Nice, thanks for the info! It's true that I have misalignment somewhere, I'll have a look tonight.

ngxson avatar Mar 01 '24 17:03 ngxson

@dnhkng I rewrite the part where it actually do the calculation. As a side effect, you can now input + output quantized model (yay, that's what you asked for).

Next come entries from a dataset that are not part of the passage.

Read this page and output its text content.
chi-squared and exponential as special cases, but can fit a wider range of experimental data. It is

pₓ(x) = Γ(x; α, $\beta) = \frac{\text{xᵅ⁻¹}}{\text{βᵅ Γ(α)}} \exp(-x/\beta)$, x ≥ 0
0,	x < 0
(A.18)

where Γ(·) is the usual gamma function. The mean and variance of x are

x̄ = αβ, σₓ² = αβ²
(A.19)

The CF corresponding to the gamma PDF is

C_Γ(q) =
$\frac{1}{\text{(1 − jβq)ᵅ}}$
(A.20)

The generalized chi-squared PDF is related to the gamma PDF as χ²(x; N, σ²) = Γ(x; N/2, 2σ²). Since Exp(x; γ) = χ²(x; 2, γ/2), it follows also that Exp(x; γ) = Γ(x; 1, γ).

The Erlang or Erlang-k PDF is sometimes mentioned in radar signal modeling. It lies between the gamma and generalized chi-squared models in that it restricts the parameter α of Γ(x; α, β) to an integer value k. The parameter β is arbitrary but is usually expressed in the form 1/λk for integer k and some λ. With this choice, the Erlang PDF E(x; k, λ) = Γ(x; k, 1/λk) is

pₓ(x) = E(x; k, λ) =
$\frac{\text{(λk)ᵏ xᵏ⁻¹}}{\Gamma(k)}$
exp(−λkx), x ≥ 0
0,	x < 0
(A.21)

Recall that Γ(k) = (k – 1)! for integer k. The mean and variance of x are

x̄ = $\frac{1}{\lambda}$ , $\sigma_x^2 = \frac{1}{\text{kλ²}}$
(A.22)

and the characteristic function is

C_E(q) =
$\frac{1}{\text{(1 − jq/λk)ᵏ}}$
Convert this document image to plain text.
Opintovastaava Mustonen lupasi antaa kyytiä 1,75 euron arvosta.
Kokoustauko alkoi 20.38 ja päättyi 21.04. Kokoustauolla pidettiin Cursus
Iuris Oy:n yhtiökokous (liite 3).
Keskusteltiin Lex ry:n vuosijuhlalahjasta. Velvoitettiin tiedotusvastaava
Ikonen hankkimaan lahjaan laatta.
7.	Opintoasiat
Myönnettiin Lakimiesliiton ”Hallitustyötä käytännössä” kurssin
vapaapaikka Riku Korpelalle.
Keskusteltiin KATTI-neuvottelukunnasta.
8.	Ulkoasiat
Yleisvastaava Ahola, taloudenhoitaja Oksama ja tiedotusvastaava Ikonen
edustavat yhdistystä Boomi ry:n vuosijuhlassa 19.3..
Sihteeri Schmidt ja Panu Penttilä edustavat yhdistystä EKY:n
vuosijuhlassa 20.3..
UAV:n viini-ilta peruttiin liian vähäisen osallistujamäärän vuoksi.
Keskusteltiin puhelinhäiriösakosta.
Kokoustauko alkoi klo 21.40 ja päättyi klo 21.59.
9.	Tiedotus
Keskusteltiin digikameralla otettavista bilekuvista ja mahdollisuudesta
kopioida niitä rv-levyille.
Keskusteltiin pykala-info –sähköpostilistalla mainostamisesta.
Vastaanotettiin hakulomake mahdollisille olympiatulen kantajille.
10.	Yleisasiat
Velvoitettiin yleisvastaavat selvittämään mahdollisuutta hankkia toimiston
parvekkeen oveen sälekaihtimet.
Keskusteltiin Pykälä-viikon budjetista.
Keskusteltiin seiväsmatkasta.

I still doesn't work though. My test case: model A and model B are both the same, and merge config:

2,0.1,2,0.9
3,0.1,3,0.9
4,0.1,4,0.9
5,0.1,5,0.9
6,0.1,6,0.9
...

Basically I want to use the merge to "copy" the model by merging it with itself.

It still doesn't work though. I added debug log to print first 3 elements of each tensor. All looks correct, still don't understand why it doesn't work...

===> INPUT  [29] -0.005869 -0.000692 -0.007163
===> OUTPUT [29] -0.005869 -0.000692 -0.007163
[ 271/ 291]               blk.29.ffn_gate.weight - [ 4096, 14336,     1,     1], input type =   q4_K
===> INPUT  [29] 3.799654 3.939128 3.812827
===> OUTPUT [29] 3.799654 3.939128 3.812827
[ 272/ 291]               blk.29.ffn_norm.weight - [ 4096,     1,     1,     1], input type =    f32
===> INPUT  [29] 0.000940 0.001669 -0.005622
===> OUTPUT [29] 0.000940 0.001669 -0.005622
[ 273/ 291]                 blk.29.ffn_up.weight - [ 4096, 14336,     1,     1], input type =   q4_K

ngxson avatar Mar 01 '24 21:03 ngxson

I finally get it working.

You can now use quant as input and it will be requant (imatrix is not supported, only q4 and up is supported).